4.4 Gemeentelijk beleid

4.4.1 Beleidsnota Vrijetijdseconomie
4.4.1.1 Algemeen

De gemeente Aalten heeft op 23 maart 2021 de Beleidsnota Vrijetijdseconomie vastgesteld. De uitgangspunten daarbij zijn voortzetting van en de samenwerking met Stichting Achterhoek Toerisme en de doorontwikkeling van toekomstbestendige VVV’s. Het college heeft daarbij aangegeven stevig in te willen zetten op de regionale samenwerking op het gebied van vrijetijdseconomie, marketing en promotie, om de Achterhoek als vrijetijdsregio op de kaart te zetten.

Deze beleidsnota is dan ook een aanvulling op de regionale agenda zoals behandeld in de voorgaande paragraaf. Wegens het belang dat ook op lokaal niveau moet worden blijven ingezet om de sector te versterken en ondersteunen en daarmee de economische potentie te benutten en vergroten. Daarnaast wil men de gast ter plaatse gastvrij ontvangen en het lokale product promoten. In de beleidsnota wordt daarmee uitvoering gegeven aan de ambitie om in te zetten op verhoging van kwaliteit en vitaliteit.

In de beleidsnota komen zes verschillende thema's aan bod:

  • 1. Aanbodontwikkeling: gericht op leefstijlen en kwaliteit;
  • 2. Bevorderen samenwerking;
  • 3. Lokale promotie en productontwikkeling;
  • 4. Gastheerschap stimuleren;
  • 5. Routestructuren versterken;
  • 6. Uitvoeringsprogramma en financiën.

Ten aanzien van voorliggend wijzigingsplan is met name het eerste thema van belang, deze wordt hieronder uiteengezet.

4.4.1.2 Aanbodontwikkeling: gericht op leefstijlen en kwaliteit

Het aanbod verblijfsrecreatie in de gemeente Aalten kenmerkt zich door een aantal recreatieparken met veelal vaste stacaravans, veel minicampings en een ruim aanbod aan (veelal één kamer) B&B’s.

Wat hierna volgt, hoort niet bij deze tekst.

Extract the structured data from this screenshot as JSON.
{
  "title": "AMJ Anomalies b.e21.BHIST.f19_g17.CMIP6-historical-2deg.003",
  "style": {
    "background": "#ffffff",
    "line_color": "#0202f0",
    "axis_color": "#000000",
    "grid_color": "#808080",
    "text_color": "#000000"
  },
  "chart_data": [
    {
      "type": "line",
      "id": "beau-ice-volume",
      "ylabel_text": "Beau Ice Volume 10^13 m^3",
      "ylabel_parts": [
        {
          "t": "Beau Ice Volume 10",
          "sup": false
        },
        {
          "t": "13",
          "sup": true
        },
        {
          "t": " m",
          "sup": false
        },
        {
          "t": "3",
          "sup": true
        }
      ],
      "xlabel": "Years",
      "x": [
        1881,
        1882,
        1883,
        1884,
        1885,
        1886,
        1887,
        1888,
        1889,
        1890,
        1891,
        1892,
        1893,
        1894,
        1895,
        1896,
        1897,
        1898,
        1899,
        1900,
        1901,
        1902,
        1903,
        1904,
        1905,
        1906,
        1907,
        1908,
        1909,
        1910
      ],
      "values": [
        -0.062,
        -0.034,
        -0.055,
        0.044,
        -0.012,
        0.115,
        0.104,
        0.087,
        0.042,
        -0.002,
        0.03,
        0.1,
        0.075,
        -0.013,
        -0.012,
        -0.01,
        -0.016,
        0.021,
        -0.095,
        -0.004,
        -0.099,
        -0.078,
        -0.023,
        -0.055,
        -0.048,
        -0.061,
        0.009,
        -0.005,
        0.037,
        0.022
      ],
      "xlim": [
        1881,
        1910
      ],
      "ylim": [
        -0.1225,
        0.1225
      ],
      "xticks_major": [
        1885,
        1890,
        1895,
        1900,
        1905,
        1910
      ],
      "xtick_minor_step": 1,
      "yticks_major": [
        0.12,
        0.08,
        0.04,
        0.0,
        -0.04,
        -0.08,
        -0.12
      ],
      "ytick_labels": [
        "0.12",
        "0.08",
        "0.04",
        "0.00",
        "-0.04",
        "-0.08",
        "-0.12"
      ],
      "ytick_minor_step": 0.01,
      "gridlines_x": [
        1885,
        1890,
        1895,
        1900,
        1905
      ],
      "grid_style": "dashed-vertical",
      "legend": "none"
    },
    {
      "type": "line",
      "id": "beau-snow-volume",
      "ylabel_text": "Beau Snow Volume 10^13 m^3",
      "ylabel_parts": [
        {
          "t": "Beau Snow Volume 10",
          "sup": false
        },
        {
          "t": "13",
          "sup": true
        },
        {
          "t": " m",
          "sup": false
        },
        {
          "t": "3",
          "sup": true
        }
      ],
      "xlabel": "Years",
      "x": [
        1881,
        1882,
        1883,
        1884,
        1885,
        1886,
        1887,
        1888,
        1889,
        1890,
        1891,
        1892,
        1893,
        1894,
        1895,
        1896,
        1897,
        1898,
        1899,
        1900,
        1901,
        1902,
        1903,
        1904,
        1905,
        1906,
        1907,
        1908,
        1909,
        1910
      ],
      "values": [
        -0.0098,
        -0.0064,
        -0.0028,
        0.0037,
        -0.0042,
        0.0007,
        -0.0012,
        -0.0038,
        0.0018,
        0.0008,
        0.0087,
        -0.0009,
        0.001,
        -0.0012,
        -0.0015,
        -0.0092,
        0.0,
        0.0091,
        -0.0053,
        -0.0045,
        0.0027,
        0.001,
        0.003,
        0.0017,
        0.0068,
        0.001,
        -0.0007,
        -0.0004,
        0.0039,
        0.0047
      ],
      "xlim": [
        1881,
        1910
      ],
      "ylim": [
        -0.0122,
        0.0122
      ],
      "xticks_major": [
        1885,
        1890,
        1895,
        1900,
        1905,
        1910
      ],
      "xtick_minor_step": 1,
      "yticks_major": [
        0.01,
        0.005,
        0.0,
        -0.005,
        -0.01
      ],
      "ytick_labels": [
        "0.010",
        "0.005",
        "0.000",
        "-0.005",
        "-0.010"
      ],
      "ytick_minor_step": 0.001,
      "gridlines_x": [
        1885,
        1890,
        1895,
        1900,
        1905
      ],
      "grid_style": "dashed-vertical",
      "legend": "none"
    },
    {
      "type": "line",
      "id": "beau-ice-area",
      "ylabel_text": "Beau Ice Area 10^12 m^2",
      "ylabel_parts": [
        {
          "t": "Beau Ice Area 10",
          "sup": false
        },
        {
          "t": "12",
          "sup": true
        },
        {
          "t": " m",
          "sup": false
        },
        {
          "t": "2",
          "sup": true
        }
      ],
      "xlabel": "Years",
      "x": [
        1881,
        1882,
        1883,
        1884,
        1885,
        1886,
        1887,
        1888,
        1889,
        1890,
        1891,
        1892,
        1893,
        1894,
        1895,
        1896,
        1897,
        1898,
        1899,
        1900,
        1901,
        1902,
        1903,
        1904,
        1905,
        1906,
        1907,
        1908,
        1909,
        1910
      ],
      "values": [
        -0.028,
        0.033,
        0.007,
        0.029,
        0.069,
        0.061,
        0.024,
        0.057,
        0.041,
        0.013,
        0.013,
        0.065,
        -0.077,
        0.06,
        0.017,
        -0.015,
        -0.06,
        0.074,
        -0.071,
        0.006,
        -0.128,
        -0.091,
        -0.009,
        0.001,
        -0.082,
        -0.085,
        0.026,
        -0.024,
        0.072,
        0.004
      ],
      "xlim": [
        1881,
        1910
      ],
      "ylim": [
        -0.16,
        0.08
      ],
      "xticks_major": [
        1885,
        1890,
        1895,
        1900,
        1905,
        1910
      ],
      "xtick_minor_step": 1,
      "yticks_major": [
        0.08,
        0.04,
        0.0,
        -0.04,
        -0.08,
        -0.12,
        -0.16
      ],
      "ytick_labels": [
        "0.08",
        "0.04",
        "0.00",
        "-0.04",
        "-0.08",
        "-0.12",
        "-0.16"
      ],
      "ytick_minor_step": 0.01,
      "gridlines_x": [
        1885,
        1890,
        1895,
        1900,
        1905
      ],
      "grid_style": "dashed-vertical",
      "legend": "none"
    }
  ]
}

Daarnaast is er een aantal groepsaccommodaties. Afgezet tegen de Achterhoek is duidelijk dat hier sprake is van kleinschalig aanbod; gemeente Aalten realiseert 4% van het totaal aantal overnachtingen in de Achterhoek. Dit is voor een deel een historisch gegeven; de gemeente heeft nu eenmaal geen grootschalige aanbieders als Twee Bruggen en Marveld. Absoluut gezien groeit het aantal overnachtingen gestaag. Tevens valt te zien een relatieve verschuiving binnen de categorieën verblijfsaanbieders, zoals een groei in het aantal overnachtingen bij groepsaccommodaties.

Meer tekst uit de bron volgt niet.